The conducted analysis assessed the impact of changes in atmospheric air relative humidity in the range from 0% to 80% on the performance characteristics of a single-stage membrane separation process. To enable a multi-criteria evaluation of the effect of relative humidity on the performance of the m-DAC system, selected process parameters are presented in the form of a radar chart (Figure 4). The presented data have been normalized with respect to the maximum and minimum values for each analyzed indicator, allowing for direct comparison of the impact of humidity on all key aspects of the process in a single graphical form. The use of normalized values enables direct comparison of parameters with different units and scales, thus providing an unambiguous identification of the optimal operating conditions of the system.
The analyzed parameters include energy intensity of separation, CO2 purity in the permeate stream, CO2 recovery rate, mass flow of captured CO2, and required membrane surface area. The results clearly indicate that an increase in relative humidity from 0% to 80% leads to a systematic deterioration of all process parameters except for the required membrane surface area, which is smallest at the highest humidity. The best results in terms of energy intensity, purity, and the separated CO2 flow were obtained for RH = 0%, indicating a significant negative impact of water vapor presence on the efficiency of CO2 separation.
Detailed results are presented in Figure 5. The curve showing the energy intensity of the CO2 capture process and the power demand as a function of the relative humidity of the atmospheric air is shown in Figure 5a.
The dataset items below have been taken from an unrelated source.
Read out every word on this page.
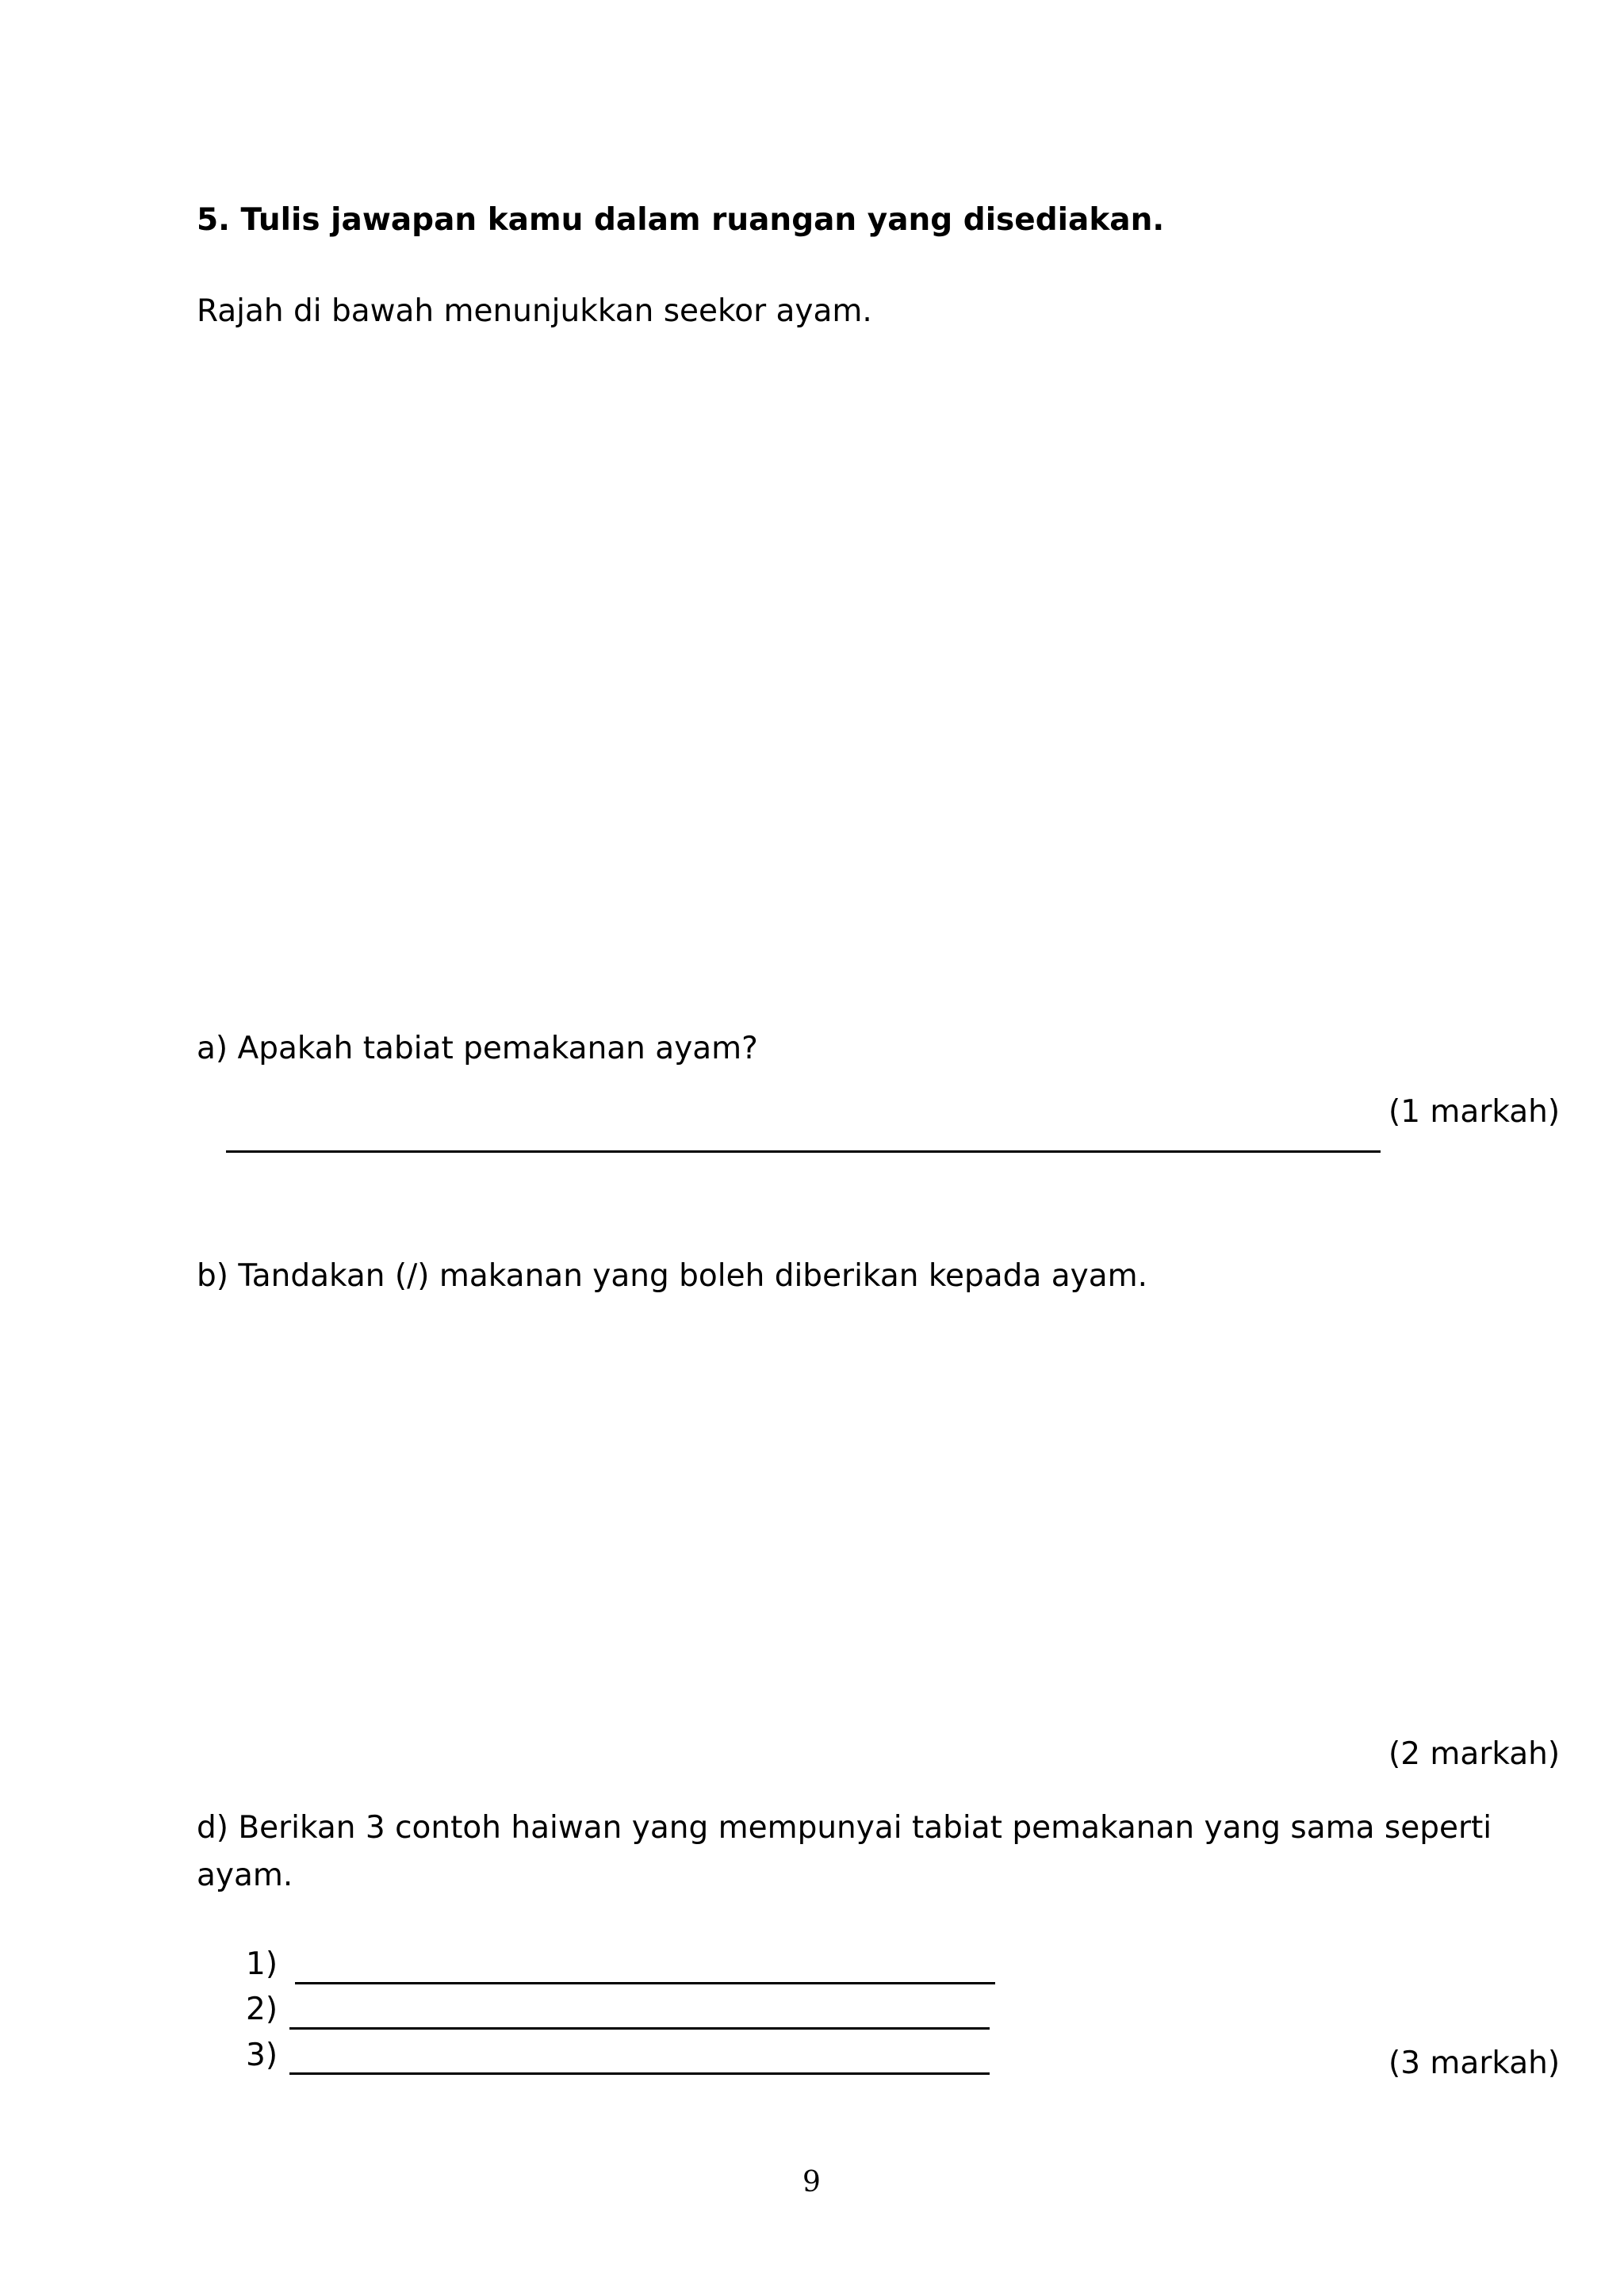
5. Tulis jawapan kamu dalam ruangan yang disediakan.

Rajah di bawah menunjukkan seekor ayam.

a) Apakah tabiat pemakanan ayam?

(1 markah)

b) Tandakan (/) makanan yang boleh diberikan kepada ayam.

(2 markah)

d) Berikan 3 contoh haiwan yang mempunyai tabiat pemakanan yang sama seperti

ayam.

1)

2)

3)	(3 markah)

9
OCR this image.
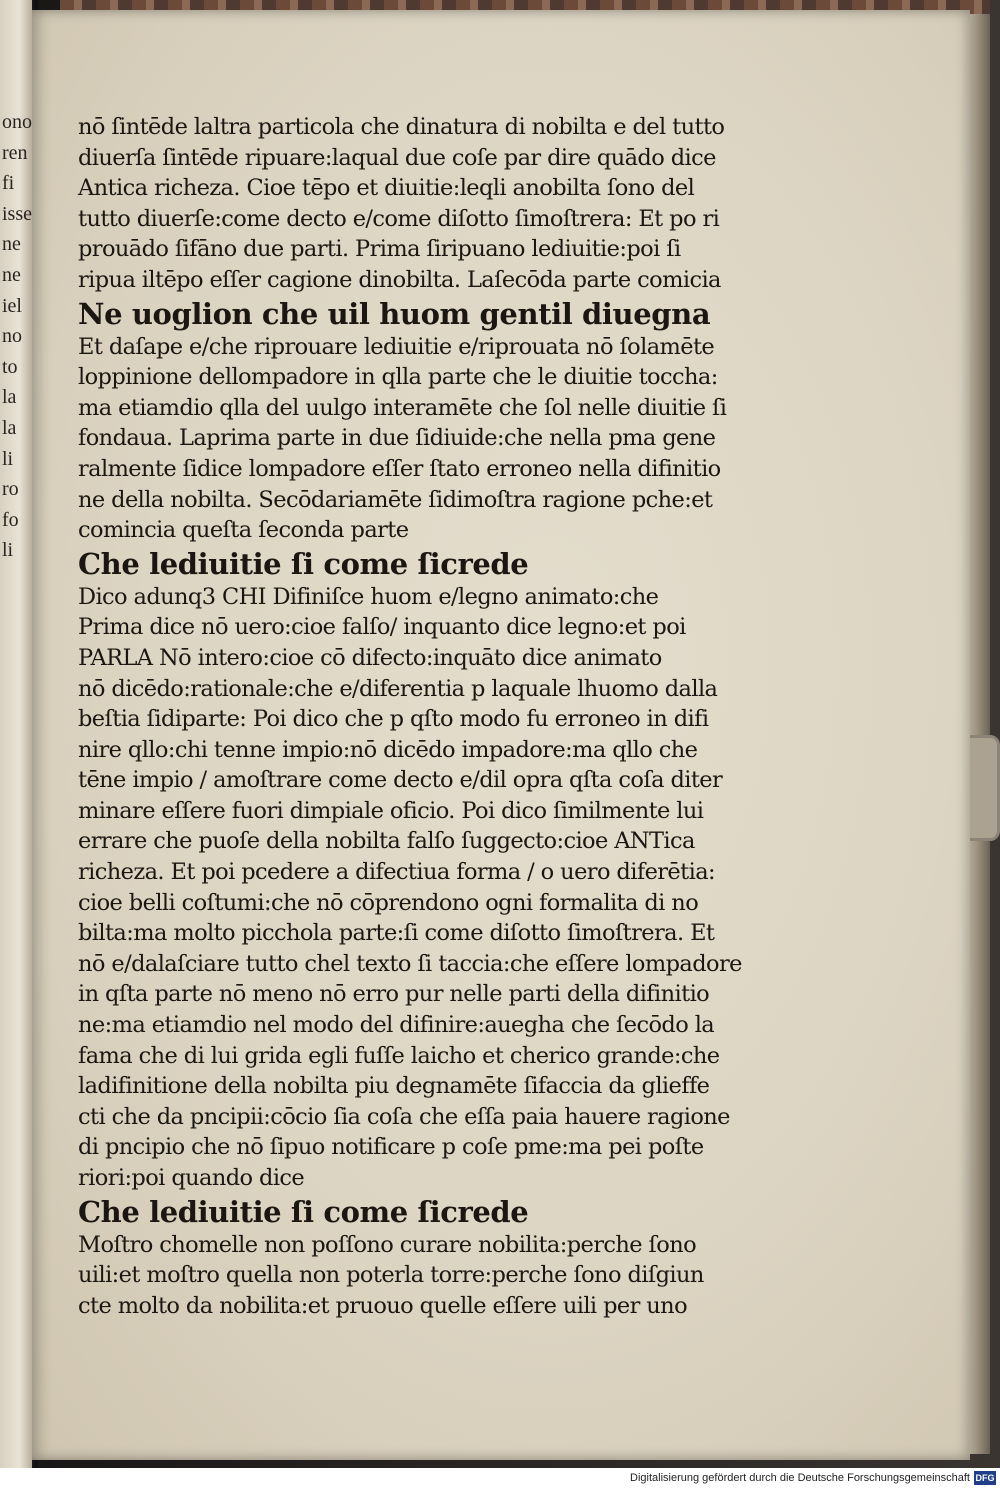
ono
ren
fi
isse
ne
ne
iel
no
to
la
la
li
ro
fo
li
nō ſintēde laltra particola che dinatura di nobilta e del tutto
diuerſa ſintēde ripuare:laqual due coſe par dire quādo dice
Antica richeza. Cioe tēpo et diuitie:leqli anobilta ſono del
tutto diuerſe:come decto e/come diſotto ſimoſtrera: Et po ri
prouādo ſifāno due parti. Prima ſiripuano lediuitie:poi ſi
ripua iltēpo eſſer cagione dinobilta. Laſecōda parte comicia
Ne uoglion che uil huom gentil diuegna
Et daſape e/che riprouare lediuitie e/riprouata nō ſolamēte
loppinione dellompadore in qlla parte che le diuitie toccha:
ma etiamdio qlla del uulgo interamēte che ſol nelle diuitie ſi
fondaua. Laprima parte in due ſidiuide:che nella pma gene
ralmente ſidice lompadore eſſer ſtato erroneo nella difinitio
ne della nobilta. Secōdariamēte ſidimoſtra ragione pche:et
comincia queſta ſeconda parte
Che lediuitie ſi come ſicrede
Dico adunq3 CHI Difiniſce huom e/legno animato:che
Prima dice nō uero:cioe falſo/ inquanto dice legno:et poi
PARLA Nō intero:cioe cō difecto:inquāto dice animato
nō dicēdo:rationale:che e/diferentia p laquale lhuomo dalla
beſtia ſidiparte: Poi dico che p qſto modo fu erroneo in difi
nire qllo:chi tenne impio:nō dicēdo impadore:ma qllo che
tēne impio / amoſtrare come decto e/dil opra qſta coſa diter
minare eſſere fuori dimpiale oficio. Poi dico ſimilmente lui
errare che puoſe della nobilta falſo ſuggecto:cioe ANTica
richeza. Et poi pcedere a difectiua forma / o uero diferētia:
cioe belli coſtumi:che nō cōprendono ogni formalita di no
bilta:ma molto picchola parte:ſi come diſotto ſimoſtrera. Et
nō e/dalaſciare tutto chel texto ſi taccia:che eſſere lompadore
in qſta parte nō meno nō erro pur nelle parti della difinitio
ne:ma etiamdio nel modo del difinire:auegha che ſecōdo la
fama che di lui grida egli fuſſe laicho et cherico grande:che
ladifinitione della nobilta piu degnamēte ſifaccia da glieffe
cti che da pncipii:cōcio ſia coſa che eſſa paia hauere ragione
di pncipio che nō ſipuo notificare p coſe pme:ma pei poſte
riori:poi quando dice
Che lediuitie ſi come ſicrede
Moſtro chomelle non poſſono curare nobilita:perche ſono
uili:et moſtro quella non poterla torre:perche ſono diſgiun
cte molto da nobilita:et pruouo quelle eſſere uili per uno
Digitalisierung gefördert durch die Deutsche Forschungsgemeinschaft DFG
Across the entire analyzed RH range (0–80%), the energy intensity of the CO2 capture process increases from approximately 11.72 kWh/kg CO2 to 15.69 kWh/kg CO2, which represents an increase of about 34%. Simultaneously, the total power demand of the system increases from about 5.34 kW to 6.88 kW, i.e., by approximately 29%. According to the data presented in Table 3, the membrane exhibits about ten times higher permeance for water vapor compared to CO2, which significantly affects the efficiency of the gas mixture separation and leads to increased energy requirements—especially at high vacuum levels on the permeate side.
As shown in Figure 5b, the vacuum pump demonstrates the greatest sensitivity to changes in RH regarding power demand. In contrast, the power consumption of the feed fan remains relatively constant throughout the analyzed range, which is due to the fact that the increase in relative humidity of the air does not significantly affect its composition before entering the membrane module, and the supplied air flow is constant. Only on the permeate side, for membranes favoring water vapor permeation, the increased H2O content can notably influence the energy characteristics of the system.
A high RH value under conditions where a membrane favoring water vapor permeance is used results in a significant increase in the total gas flux passing through the membrane. This, in turn, leads to an increase in power demand and energy intensity per unit of separated CO2. This correlation is well illustrated by the analyses presented in Figure 5c,d, where a clear increase in the water vapor share in the permeate stream and a simultaneous decrease in CO2 content in this stream can be observed as RH increases. Depending on the analyzed level of relative humidity, the permeate may contain from 0 up to even 60% (volume) of water vapor, while the CO2 content remains relatively low, ranging from about 0.9% down to 0.4%.
However, it should be noted that the constant CO2 content in the permeate stream results directly from the calculation assumption, according to which the maximum CO2 concentration in the retentate stream was set at 300 ppm—following the approach proposed by Fujikawa et al. [28].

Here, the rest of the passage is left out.